Primary User Localization in Cognitive Radio Networks Using Sectorized Antennas

Information about primary user (PU) location can enable several key capabilities in cognitive radio (CR) networks. In this paper we consider PU localization using received-signal-strength (RSS) and direction-of-arrival (DoA) estimates from sectorized antenna. Abstracting from practical antenna types, we define a sectorized antenna as an antenna that can be set to different operating modes, each of which resulting in a selectivity of those signals that arrive from within a certain, continuous range of angles, i.e. a sector. We propose a low complexity algorithm, the MaxE algorithm, that provides coarse RSS and DoA estimates, and derive the asymptotic bounds for its root mean square error (RMSE) as a function of the antenna parameters.
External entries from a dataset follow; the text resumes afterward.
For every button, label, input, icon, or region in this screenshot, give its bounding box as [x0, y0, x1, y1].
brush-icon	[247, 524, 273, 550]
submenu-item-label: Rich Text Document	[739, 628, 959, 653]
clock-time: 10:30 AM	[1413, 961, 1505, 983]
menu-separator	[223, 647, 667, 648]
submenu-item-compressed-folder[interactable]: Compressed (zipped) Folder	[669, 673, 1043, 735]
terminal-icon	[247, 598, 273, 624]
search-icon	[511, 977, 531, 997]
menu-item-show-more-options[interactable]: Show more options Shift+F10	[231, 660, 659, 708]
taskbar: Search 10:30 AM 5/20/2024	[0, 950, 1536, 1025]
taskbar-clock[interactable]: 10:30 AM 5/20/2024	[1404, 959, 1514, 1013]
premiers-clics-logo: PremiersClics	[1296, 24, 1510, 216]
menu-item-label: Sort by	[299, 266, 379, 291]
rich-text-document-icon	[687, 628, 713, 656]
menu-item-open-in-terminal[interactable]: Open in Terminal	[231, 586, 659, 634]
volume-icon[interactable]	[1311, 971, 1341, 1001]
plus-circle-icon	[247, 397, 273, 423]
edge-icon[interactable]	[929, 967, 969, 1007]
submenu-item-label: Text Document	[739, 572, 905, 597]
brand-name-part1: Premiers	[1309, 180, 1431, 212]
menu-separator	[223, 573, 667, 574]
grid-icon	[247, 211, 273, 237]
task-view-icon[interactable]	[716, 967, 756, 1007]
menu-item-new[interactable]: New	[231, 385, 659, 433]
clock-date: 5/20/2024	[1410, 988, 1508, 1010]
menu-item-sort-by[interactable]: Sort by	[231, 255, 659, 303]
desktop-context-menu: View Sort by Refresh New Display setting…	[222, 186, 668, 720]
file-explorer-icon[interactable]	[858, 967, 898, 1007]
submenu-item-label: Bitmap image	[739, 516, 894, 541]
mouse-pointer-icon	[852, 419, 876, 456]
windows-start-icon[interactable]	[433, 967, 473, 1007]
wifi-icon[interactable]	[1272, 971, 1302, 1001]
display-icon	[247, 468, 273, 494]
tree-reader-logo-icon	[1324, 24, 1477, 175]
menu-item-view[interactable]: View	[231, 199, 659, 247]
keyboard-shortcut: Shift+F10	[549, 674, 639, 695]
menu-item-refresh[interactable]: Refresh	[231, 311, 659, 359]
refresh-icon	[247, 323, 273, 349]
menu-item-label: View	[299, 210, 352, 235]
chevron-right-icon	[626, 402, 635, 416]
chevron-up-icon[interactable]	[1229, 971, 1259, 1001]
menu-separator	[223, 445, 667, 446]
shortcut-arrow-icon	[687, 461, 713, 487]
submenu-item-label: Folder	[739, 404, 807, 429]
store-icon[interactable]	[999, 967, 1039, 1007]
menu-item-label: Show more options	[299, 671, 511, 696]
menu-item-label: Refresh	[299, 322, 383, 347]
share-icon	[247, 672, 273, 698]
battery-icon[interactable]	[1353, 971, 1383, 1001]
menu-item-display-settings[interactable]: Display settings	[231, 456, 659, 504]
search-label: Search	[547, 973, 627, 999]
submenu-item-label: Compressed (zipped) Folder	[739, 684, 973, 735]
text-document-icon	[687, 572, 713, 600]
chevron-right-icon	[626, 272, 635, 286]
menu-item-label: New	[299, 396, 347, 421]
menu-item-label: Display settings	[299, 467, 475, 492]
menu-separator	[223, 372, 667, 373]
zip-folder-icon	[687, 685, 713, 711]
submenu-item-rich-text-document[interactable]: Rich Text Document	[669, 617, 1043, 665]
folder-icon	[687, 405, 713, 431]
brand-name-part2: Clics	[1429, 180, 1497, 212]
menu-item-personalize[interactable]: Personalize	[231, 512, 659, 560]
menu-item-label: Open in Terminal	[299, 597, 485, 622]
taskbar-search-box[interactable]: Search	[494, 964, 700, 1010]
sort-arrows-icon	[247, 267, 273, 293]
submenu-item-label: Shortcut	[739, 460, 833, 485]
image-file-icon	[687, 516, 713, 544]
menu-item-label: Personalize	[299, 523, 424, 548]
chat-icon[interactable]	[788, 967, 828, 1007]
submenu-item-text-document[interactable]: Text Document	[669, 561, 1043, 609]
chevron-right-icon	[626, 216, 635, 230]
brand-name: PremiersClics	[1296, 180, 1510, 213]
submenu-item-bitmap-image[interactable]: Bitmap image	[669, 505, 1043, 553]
We then propose a modified Stansfield algorithm with a novel RSS-based weighting scheme based on the Stansfield DoA fusion method, which obtains PU location estimates from measurements of the MaxE algorithm. The modified Stansfield algorithm improves the accuracy of the Stansfield algorithm with equal weights. Simulation results studying the impact of various system parameters, such as number of sectors, number of samples and signal-to-noise ratio, on the DoA/RSS estimation and localization accuracy are presented to provide design guidelines for localization systems based on sectorized antennas.